Wenn du einen Bildschirm mit Seitenverhältnis 16:9 hast und einen Film mit 4:3 müssen diese Streifen entstehen. Das ist so als wolltest du ein Quadrat in ein nicht-quadratisches Rechteck packen. Da bleibt im Rechteck links und rechts etwas frei, und genau dasselbe passiert mit deinem Film. Du kannst natürlich den Film strecken, allerdings werden Kreise dann zu Footballs, oder zoomen, dann schneidest du aber oben und unten was ab. 

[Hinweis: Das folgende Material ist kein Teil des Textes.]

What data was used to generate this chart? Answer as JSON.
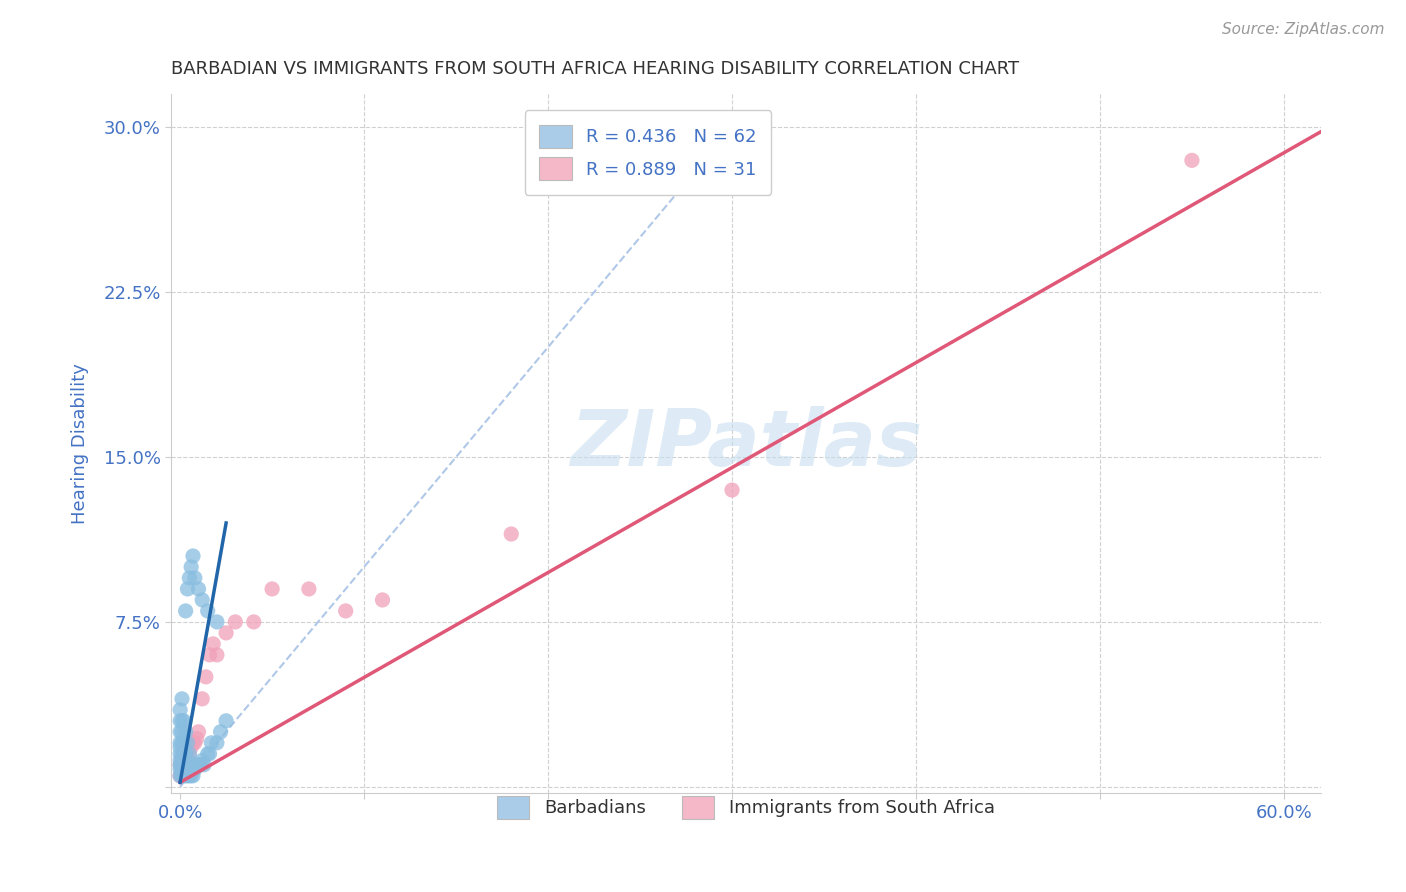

Ist im Grunde dasselbe Problem wie mit 16:9 Filmen auf alten 4:3 Fernsehgeräten, nur dass die Streifen da halt unten sind.


----------



## Olstyle (12. Februar 2012)

1.Absätze zu nutzen hat nichts mit Legasthenie zu tun.
2.Es gibt Rechtschreibhilfen für Browser, z.B. beim Firefox:
Rechtschreibprüfung nutzen | Anleitung | Firefox-Hilfe

Zu deinem "Problem": Wenn die Linien auch auftreten wenn du das Video auf einem 4:3 Bildschirm abspielst dann hilft die von nfsgame beschriebene Zoomfunktion der gängigen Player. 
Wenn nicht ist es überhaupt kein Problem, dann ist das Video halt einfach in 4:3 und aus. Wo sollen denn die Infos für die Darstellung weiter aussen plötzlich her kommen?


----------



## DBGTKING (12. Februar 2012)

hmm,die anderen die diese video bearbeitet haben,haben es doch auch hinbekommen.Nun liegt es am player.Denn es ist nur beim Vlc player so,beim windows media player und classic ist das mit dem rand ausen nämlich nicht,ist echt merkwürdig oder? Und ja eben darum sind es ja zwei mal schwarze streifen,am besten ich zeigs nächste woche mit einem bild was ich meine,denn dann könnt ihr erst dann verstehen was ich meine.So wird es warscheinlich am ende zu keinem ergebnis führen bzw kommen.


----------



## DBGTKING (18. Februar 2012)

Dieser Inhalt steht nur eingeloggten Mitgliedern zur Verfügung.
        

 so ich hoffe man erkännt da das problem oder?


----------



## nfsgame (18. Februar 2012)

Jep und jeder, der hier geantwortet hat, meinte genau DAS.


----------



## NuTSkuL (19. Februar 2012)

also ich verstehe echt nicht mehr wo da jetzt das problem liegt.
es gibt die möglichkeit oben und unten ränder wegzuschneiden, aber wie soll an die seiten n bild kommen könne, außer durch zoom oder strech? wobei letzteres abolut sinnfrei ist

edit: oder meint er den "weniger schwarzen" raum zwischen farbigen video und schwarzen balken? wenn ja, dann schau mal nach DVDFab...ich hoffe, das steht hier nicht aufn index. wenn nicht bitte ich um entschuldigung und um löschung des (teil-)beitrages


----------



## DBGTKING (19. Februar 2012)

hmm habe ich versucht zu schauen,kenne mich leider nicht aus,welches programm hast du denn damit gemeint?


----------



## NuTSkuL (19. Februar 2012)

ich hab mich jetzt auf den video converter bezogen.
ums dir mal zu zeigen: so zieht das dann aus 


			Dieser Inhalt steht nur eingeloggten Mitgliedern zur Verfügung.
        


ich hoffe, das ist das, was du meintest


----------



## NuTSkuL (19. Februar 2012)

ich hab mich jetzt auf den video converter bezogen.
ums dir mal zu zeigen: so zieht das dann aus 


			Dieser Inhalt steht nur eingeloggten Mitgliedern zur Verfügung.
        


ich hoffe, das ist das, was du meintest
link:Converter
da gibts anscheinend auch ne testversion als download

edit: sry für doppelost. keine ahnung warum das jetzt so gekommen ist


----------



## DBGTKING (25. Februar 2012)

kein problem macht ja nichts


----------